NAME

Lugh::Quant - Quantization utilities for Lugh tensors

SYNOPSIS

use Lugh;
use Lugh::Quant;

# Type constants
my $type = Lugh::Quant::Q4_K;  # 12

# Or import them
use Lugh::Quant qw(Q4_K Q8_0 type_info);

# Type information
say Lugh::Quant::type_name($type);     # "q4_K"
say Lugh::Quant::type_size($type);     # bytes per block
say Lugh::Quant::blck_size($type);     # elements per block
say Lugh::Quant::is_quantized($type);  # 1

# Get all available types
my @all_types = Lugh::Quant::all_types();
my @quant_types = Lugh::Quant::all_quantized_types();

# Detailed type info
my $info = Lugh::Quant::type_info(Lugh::Quant::Q4_K);
# { type => 12, name => "q4_K", size => 144, blck_size => 256, ... }

# Quantize/dequantize are OO methods on Lugh::Tensor
my $ctx = Lugh::Context->new(mem_size => 1024 * 1024);
my $f32_tensor = Lugh::Tensor->new_f32($ctx, 256);

# Quantize F32 to Q4_K
my $q4_tensor = $f32_tensor->quantize($ctx, Lugh::Quant::Q4_K);

# Dequantize back to F32
my $restored = $q4_tensor->dequantize($ctx);

DESCRIPTION

Lugh::Quant provides type constants and utilities for working with quantized tensors in ggml.
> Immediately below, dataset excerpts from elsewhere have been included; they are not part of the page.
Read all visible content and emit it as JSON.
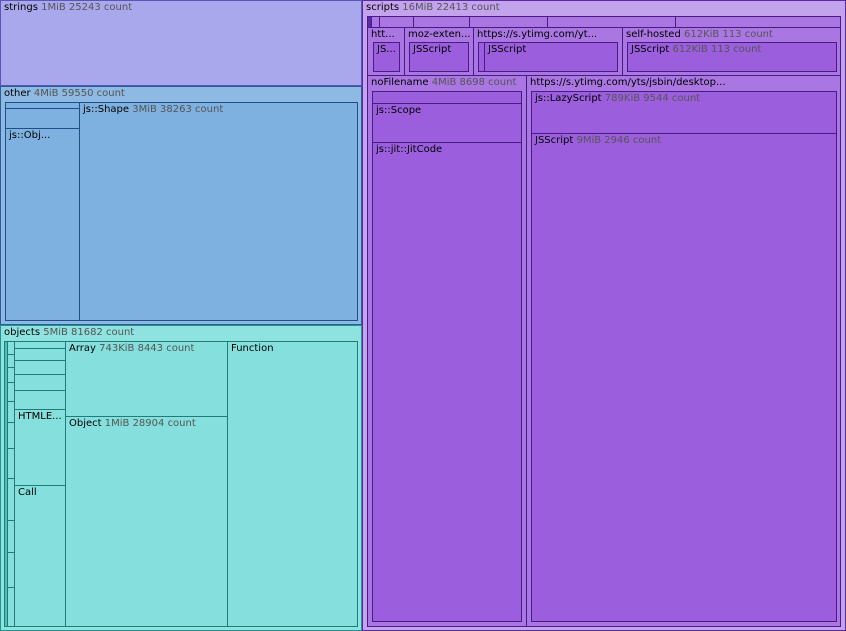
{
  "treemap": {
    "strings": {
      "name": "strings",
      "meta": "1MiB 25243 count"
    },
    "other": {
      "name": "other",
      "meta": "4MiB 59550 count",
      "children": {
        "js_obj": {
          "name": "js::Obj..."
        },
        "js_shape": {
          "name": "js::Shape",
          "meta": "3MiB 38263 count"
        }
      }
    },
    "objects": {
      "name": "objects",
      "meta": "5MiB 81682 count",
      "children": {
        "array": {
          "name": "Array",
          "meta": "743KiB 8443 count"
        },
        "object": {
          "name": "Object",
          "meta": "1MiB 28904 count"
        },
        "function": {
          "name": "Function"
        },
        "htmle": {
          "name": "HTMLE..."
        },
        "call": {
          "name": "Call"
        }
      }
    },
    "scripts": {
      "name": "scripts",
      "meta": "16MiB 22413 count",
      "children": {
        "htt": {
          "name": "htt...",
          "child": "JS..."
        },
        "moz_extension": {
          "name": "moz-exten...",
          "child": "JSScript"
        },
        "ytimg_yt": {
          "name": "https://s.ytimg.com/yt...",
          "child": "JSScript"
        },
        "self_hosted": {
          "name": "self-hosted",
          "meta": "612KiB 113 count",
          "child": "JSScript",
          "child_meta": "612KiB 113 count"
        },
        "no_filename": {
          "name": "noFilename",
          "meta": "4MiB 8698 count",
          "scope": "js::Scope",
          "jitcode": "js::jit::JitCode"
        },
        "jsbin": {
          "name": "https://s.ytimg.com/yts/jsbin/desktop...",
          "lazy_script": {
            "name": "js::LazyScript",
            "meta": "789KiB 9544 count"
          },
          "jsscript": {
            "name": "JSScript",
            "meta": "9MiB 2946 count"
          }
        }
      }
    }
  },
  "colors": {
    "strings": "#aaa8ec",
    "other": "#7fb1e0",
    "objects": "#85e0dd",
    "scripts": "#9b5fdd"
  }
}
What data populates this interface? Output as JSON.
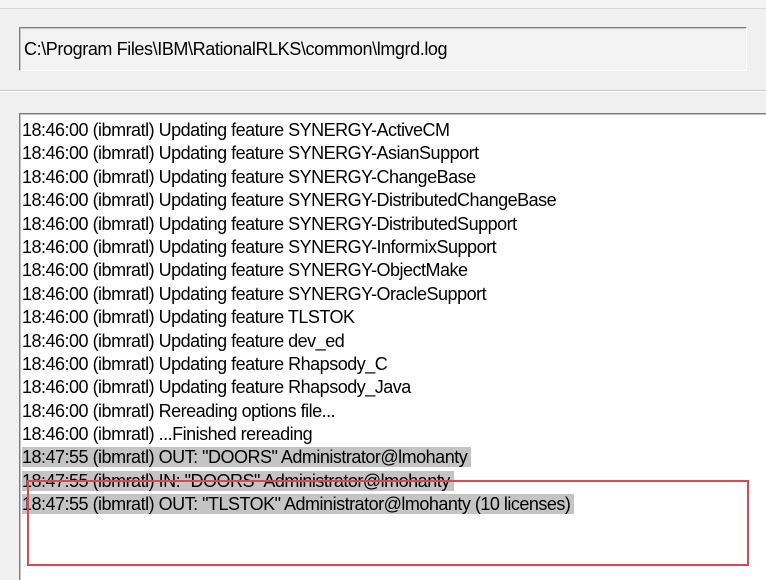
{
  "path_field": {
    "value": "C:\\Program Files\\IBM\\RationalRLKS\\common\\lmgrd.log"
  },
  "log": {
    "lines": [
      "18:46:00 (ibmratl) Updating feature SYNERGY-ActiveCM",
      "18:46:00 (ibmratl) Updating feature SYNERGY-AsianSupport",
      "18:46:00 (ibmratl) Updating feature SYNERGY-ChangeBase",
      "18:46:00 (ibmratl) Updating feature SYNERGY-DistributedChangeBase",
      "18:46:00 (ibmratl) Updating feature SYNERGY-DistributedSupport",
      "18:46:00 (ibmratl) Updating feature SYNERGY-InformixSupport",
      "18:46:00 (ibmratl) Updating feature SYNERGY-ObjectMake",
      "18:46:00 (ibmratl) Updating feature SYNERGY-OracleSupport",
      "18:46:00 (ibmratl) Updating feature TLSTOK",
      "18:46:00 (ibmratl) Updating feature dev_ed",
      "18:46:00 (ibmratl) Updating feature Rhapsody_C",
      "18:46:00 (ibmratl) Updating feature Rhapsody_Java",
      "18:46:00 (ibmratl) Rereading options file...",
      "18:46:00 (ibmratl) ...Finished rereading",
      "18:47:55 (ibmratl) OUT: \"DOORS\" Administrator@lmohanty",
      "18:47:55 (ibmratl) IN: \"DOORS\" Administrator@lmohanty",
      "18:47:55 (ibmratl) OUT: \"TLSTOK\" Administrator@lmohanty  (10 licenses)"
    ]
  },
  "colors": {
    "highlight_border": "#e0464f",
    "selection_background": "#c4c4c4"
  }
}
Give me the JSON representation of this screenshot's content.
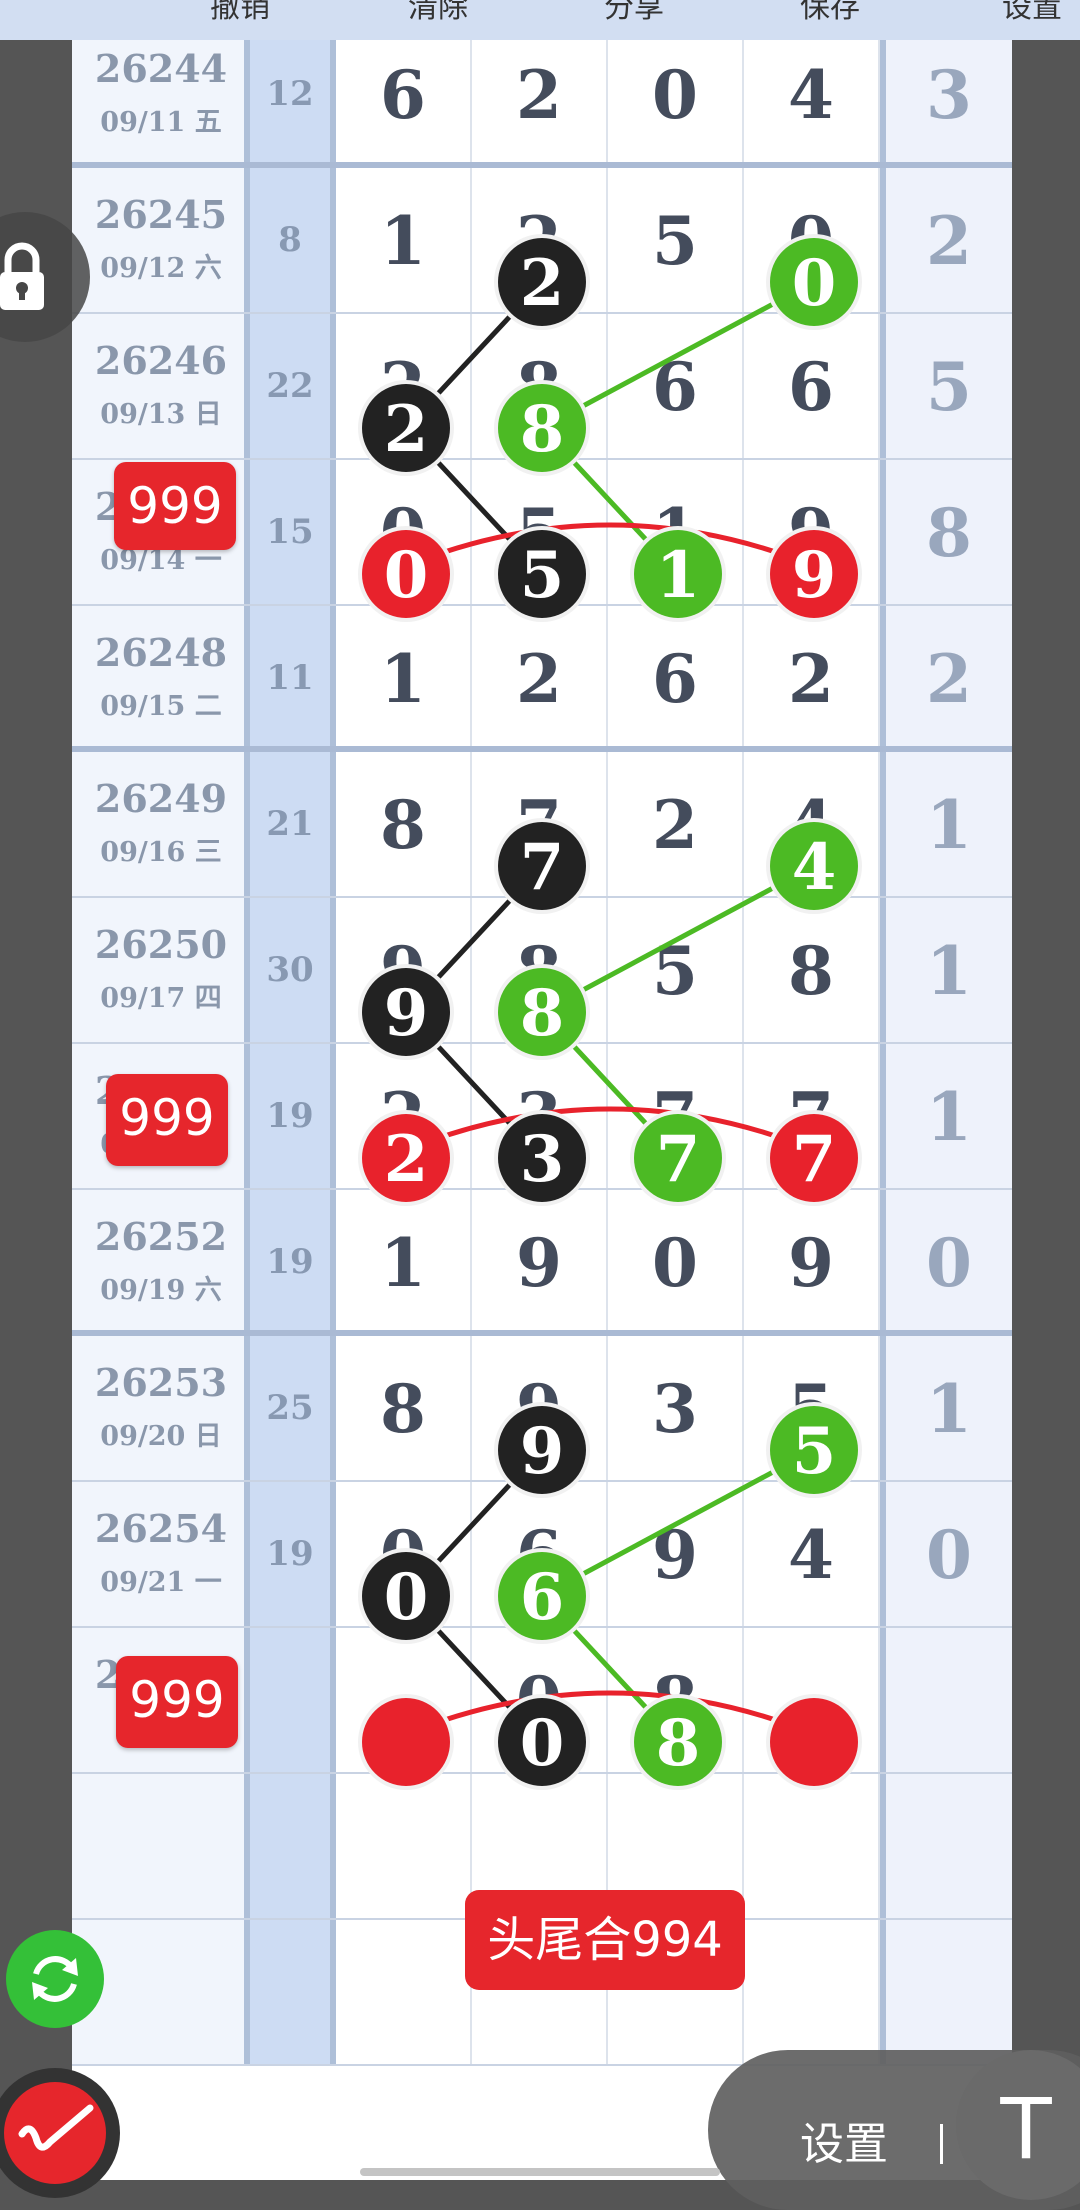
{
  "toolbar": {
    "undo_label": "撤销",
    "clear_label": "清除",
    "share_label": "分享",
    "save_label": "保存",
    "settings_label": "设置"
  },
  "rows": [
    {
      "issue": "26244",
      "date": "09/11 五",
      "sum": "12",
      "digits": [
        "6",
        "2",
        "0",
        "4"
      ],
      "total": "3"
    },
    {
      "issue": "26245",
      "date": "09/12 六",
      "sum": "8",
      "digits": [
        "1",
        "2",
        "5",
        "0"
      ],
      "total": "2"
    },
    {
      "issue": "26246",
      "date": "09/13 日",
      "sum": "22",
      "digits": [
        "2",
        "8",
        "6",
        "6"
      ],
      "total": "5"
    },
    {
      "issue": "26247",
      "date": "09/14 一",
      "sum": "15",
      "digits": [
        "0",
        "5",
        "1",
        "9"
      ],
      "total": "8"
    },
    {
      "issue": "26248",
      "date": "09/15 二",
      "sum": "11",
      "digits": [
        "1",
        "2",
        "6",
        "2"
      ],
      "total": "2"
    },
    {
      "issue": "26249",
      "date": "09/16 三",
      "sum": "21",
      "digits": [
        "8",
        "7",
        "2",
        "4"
      ],
      "total": "1"
    },
    {
      "issue": "26250",
      "date": "09/17 四",
      "sum": "30",
      "digits": [
        "9",
        "8",
        "5",
        "8"
      ],
      "total": "1"
    },
    {
      "issue": "26251",
      "date": "09/18 五",
      "sum": "19",
      "digits": [
        "2",
        "3",
        "7",
        "7"
      ],
      "total": "1"
    },
    {
      "issue": "26252",
      "date": "09/19 六",
      "sum": "19",
      "digits": [
        "1",
        "9",
        "0",
        "9"
      ],
      "total": "0"
    },
    {
      "issue": "26253",
      "date": "09/20 日",
      "sum": "25",
      "digits": [
        "8",
        "9",
        "3",
        "5"
      ],
      "total": "1"
    },
    {
      "issue": "26254",
      "date": "09/21 一",
      "sum": "19",
      "digits": [
        "0",
        "6",
        "9",
        "4"
      ],
      "total": "0"
    },
    {
      "issue": "26255",
      "date": "",
      "sum": "",
      "digits": [
        "",
        "0",
        "8",
        ""
      ],
      "total": ""
    },
    {
      "issue": "",
      "date": "",
      "sum": "",
      "digits": [
        "",
        "",
        "",
        ""
      ],
      "total": ""
    },
    {
      "issue": "",
      "date": "",
      "sum": "",
      "digits": [
        "",
        "",
        "",
        ""
      ],
      "total": ""
    }
  ],
  "badges": [
    "999",
    "999",
    "999"
  ],
  "result_badge": "头尾合994",
  "settings_bar": {
    "label": "设置",
    "text_tool_icon": "T"
  },
  "icons": {
    "lock": "lock-icon",
    "refresh": "refresh-icon",
    "pen": "pen-icon",
    "text_tool": "text-icon"
  },
  "colors": {
    "black_ball": "#222222",
    "green_ball": "#4cba24",
    "red_ball": "#e8222c",
    "badge_red": "#e6262c",
    "header_bg": "#d2def2"
  }
}
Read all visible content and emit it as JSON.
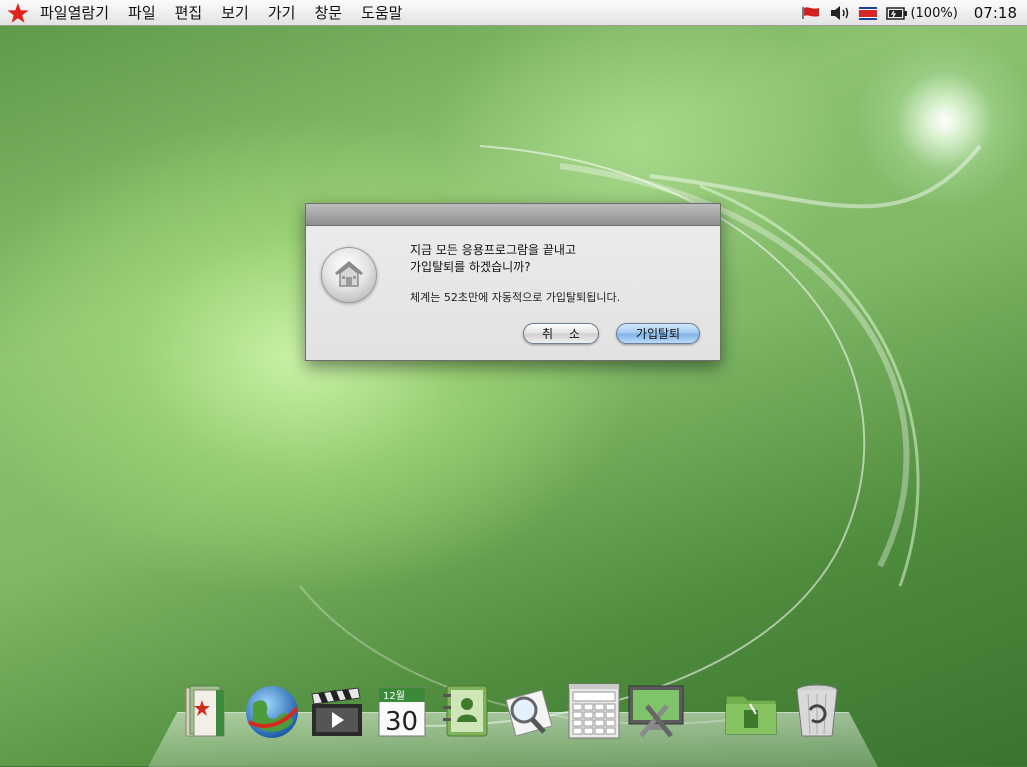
{
  "menubar": {
    "app_menu": "파일열람기",
    "items": [
      "파일",
      "편집",
      "보기",
      "가기",
      "창문",
      "도움말"
    ],
    "battery": "(100%)",
    "clock": "07:18"
  },
  "dialog": {
    "line1": "지금 모든 응용프로그람을 끝내고",
    "line2": "가입탈퇴를 하겠습니까?",
    "sub": "체계는 52초만에 자동적으로 가입탈퇴됩니다.",
    "cancel_label": "취 소",
    "logout_label": "가입탈퇴"
  },
  "dock": {
    "calendar_month": "12월",
    "calendar_day": "30",
    "icons": [
      "documents-icon",
      "globe-icon",
      "movie-clapper-icon",
      "calendar-icon",
      "address-book-icon",
      "document-viewer-icon",
      "calculator-icon",
      "system-settings-icon",
      "folder-icon",
      "trash-icon"
    ]
  },
  "colors": {
    "accent_red": "#e0231c",
    "button_blue": "#9ec7ef",
    "wallpaper_green": "#6aaa52"
  }
}
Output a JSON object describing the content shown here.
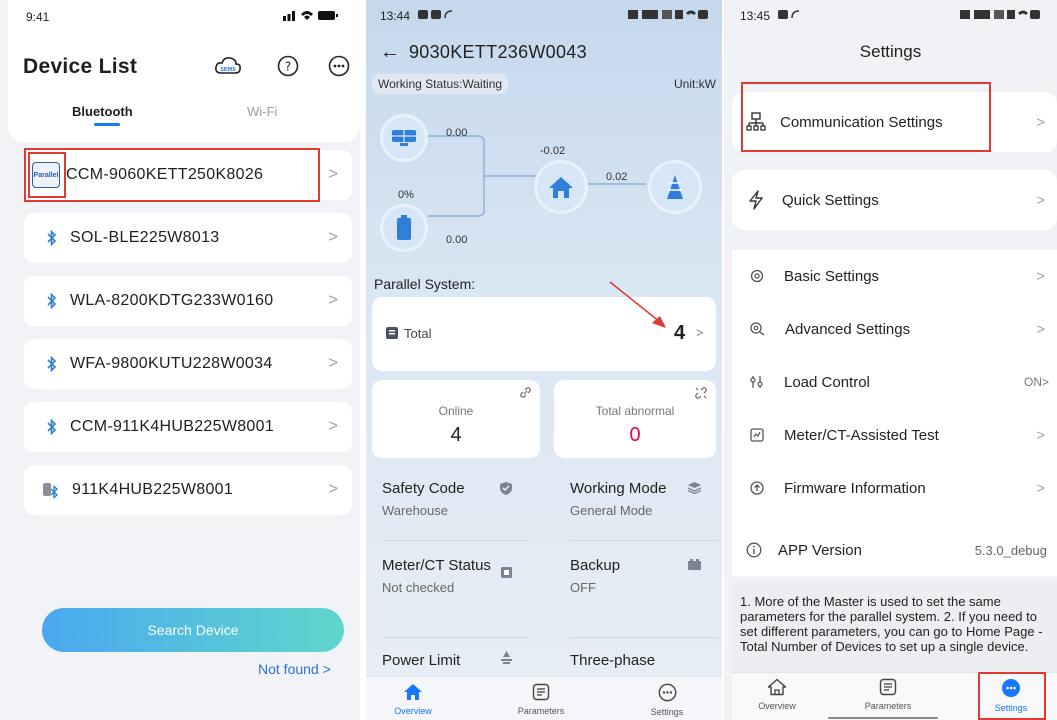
{
  "panel1": {
    "status": {
      "time": "9:41"
    },
    "title": "Device List",
    "tabs": [
      {
        "label": "Bluetooth"
      },
      {
        "label": "Wi-Fi"
      }
    ],
    "devices": [
      {
        "name": "CCM-9060KETT250K8026",
        "badge": "Parallel"
      },
      {
        "name": "SOL-BLE225W8013"
      },
      {
        "name": "WLA-8200KDTG233W0160"
      },
      {
        "name": "WFA-9800KUTU228W0034"
      },
      {
        "name": "CCM-911K4HUB225W8001"
      },
      {
        "name": "911K4HUB225W8001"
      }
    ],
    "cloud_label": "SEMS",
    "search_label": "Search Device",
    "not_found": "Not found >",
    "chevron": ">"
  },
  "panel2": {
    "status": {
      "time": "13:44"
    },
    "title": "9030KETT236W0043",
    "working_status": "Working Status:Waiting",
    "unit": "Unit:kW",
    "flow": {
      "pv": "0.00",
      "grid": "-0.02",
      "load": "0.02",
      "battery_soc": "0%",
      "battery": "0.00"
    },
    "parallel_label": "Parallel System:",
    "total_label": "Total",
    "total_value": "4",
    "online_label": "Online",
    "online_value": "4",
    "abnormal_label": "Total abnormal",
    "abnormal_value": "0",
    "cells": [
      {
        "title": "Safety Code",
        "value": "Warehouse"
      },
      {
        "title": "Working Mode",
        "value": "General Mode"
      },
      {
        "title": "Meter/CT Status",
        "value": "Not checked"
      },
      {
        "title": "Backup",
        "value": "OFF"
      },
      {
        "title": "Power Limit",
        "value": ""
      },
      {
        "title": "Three-phase",
        "value": ""
      }
    ],
    "nav": [
      {
        "label": "Overview"
      },
      {
        "label": "Parameters"
      },
      {
        "label": "Settings"
      }
    ],
    "chevron": ">"
  },
  "panel3": {
    "status": {
      "time": "13:45"
    },
    "title": "Settings",
    "items": [
      {
        "label": "Communication Settings"
      },
      {
        "label": "Quick Settings"
      },
      {
        "label": "Basic Settings"
      },
      {
        "label": "Advanced Settings"
      },
      {
        "label": "Load Control",
        "value": "ON>"
      },
      {
        "label": "Meter/CT-Assisted Test"
      },
      {
        "label": "Firmware Information"
      },
      {
        "label": "APP Version",
        "value": "5.3.0_debug"
      }
    ],
    "note": "1. More of the Master is used to set the same parameters for the parallel system. 2. If you need to set different parameters, you can go to Home Page - Total Number of Devices to set up a single device.",
    "nav": [
      {
        "label": "Overview"
      },
      {
        "label": "Parameters"
      },
      {
        "label": "Settings"
      }
    ],
    "chevron": ">"
  },
  "colors": {
    "accent": "#1677ff",
    "red": "#e23a32",
    "abnormal": "#e8005a",
    "bt": "#2f7fd8"
  }
}
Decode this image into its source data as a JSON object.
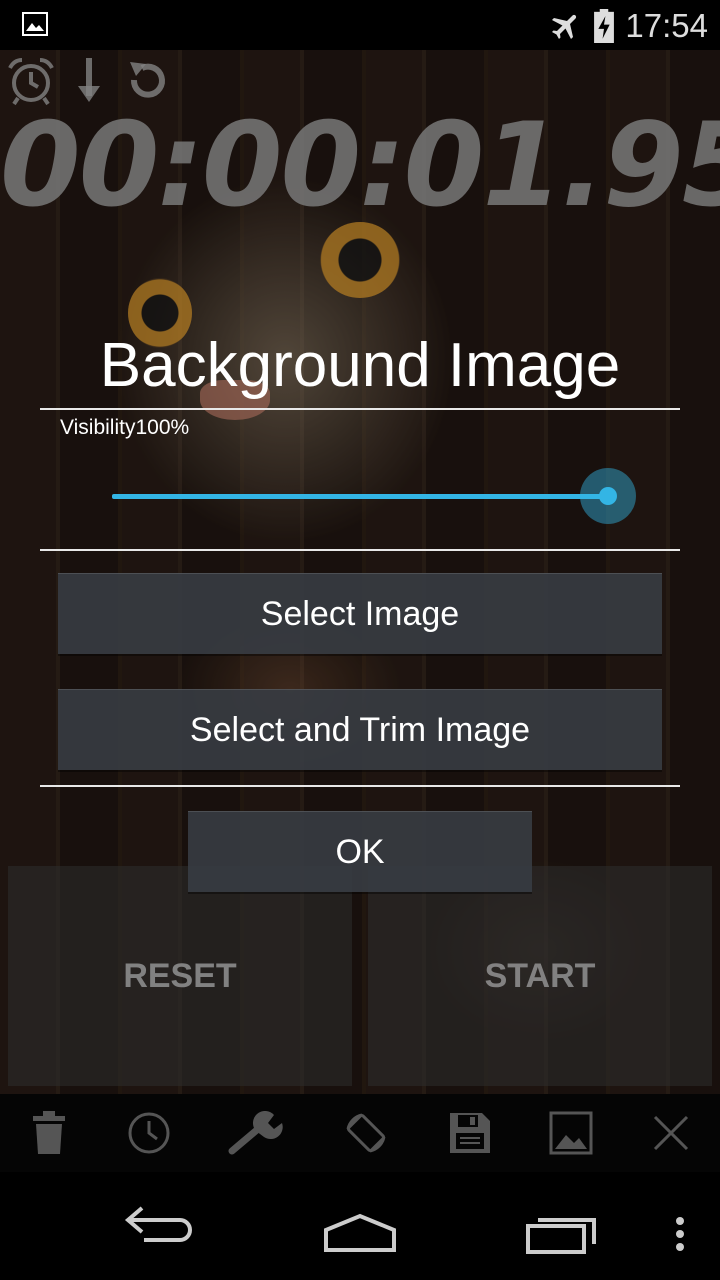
{
  "status_bar": {
    "time": "17:54",
    "icons": [
      "image-notification-icon",
      "airplane-mode-icon",
      "battery-charging-icon"
    ]
  },
  "stopwatch": {
    "time_display": "00:00:01.95",
    "top_icons": [
      "alarm-icon",
      "down-arrow-icon",
      "refresh-icon"
    ]
  },
  "dialog": {
    "title": "Background Image",
    "visibility_label": "Visibility",
    "visibility_value": "100%",
    "visibility_fraction": 1.0,
    "select_image_label": "Select Image",
    "select_trim_label": "Select and Trim Image",
    "ok_label": "OK"
  },
  "controls": {
    "reset_label": "RESET",
    "start_label": "START"
  },
  "toolbar": {
    "icons": [
      "trash-icon",
      "clock-icon",
      "wrench-icon",
      "rotate-screen-icon",
      "save-icon",
      "image-icon",
      "close-icon"
    ]
  },
  "navigation": {
    "icons": [
      "back-icon",
      "home-icon",
      "recents-icon",
      "overflow-menu-icon"
    ]
  },
  "colors": {
    "accent": "#33b5e5",
    "timer": "#787878"
  }
}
Quantization reduces model memory usage and can improve inference speed while maintaining acceptable accuracy.

The actual quantize() and dequantize() operations are OO methods on Lugh::Tensor - this module provides the type constants and introspection functions.

What is Quantization?

Quantization converts floating-point weights (typically F32 or F16) to lower precision formats. Instead of using 4 bytes per weight (F32), quantized models might use 4 bits (0.5 bytes) or less per weight.

Key trade-offs:

  • Memory - Quantized models use 4-8x less memory

  • Speed - Can be faster due to reduced memory bandwidth

  • Accuracy - Small quality loss, usually imperceptible

TYPE CONSTANTS

All GGML data types are exposed as constants:

Float Types

  • F32 - 32-bit floating point (4 bytes)

  • F16 - 16-bit floating point (2 bytes)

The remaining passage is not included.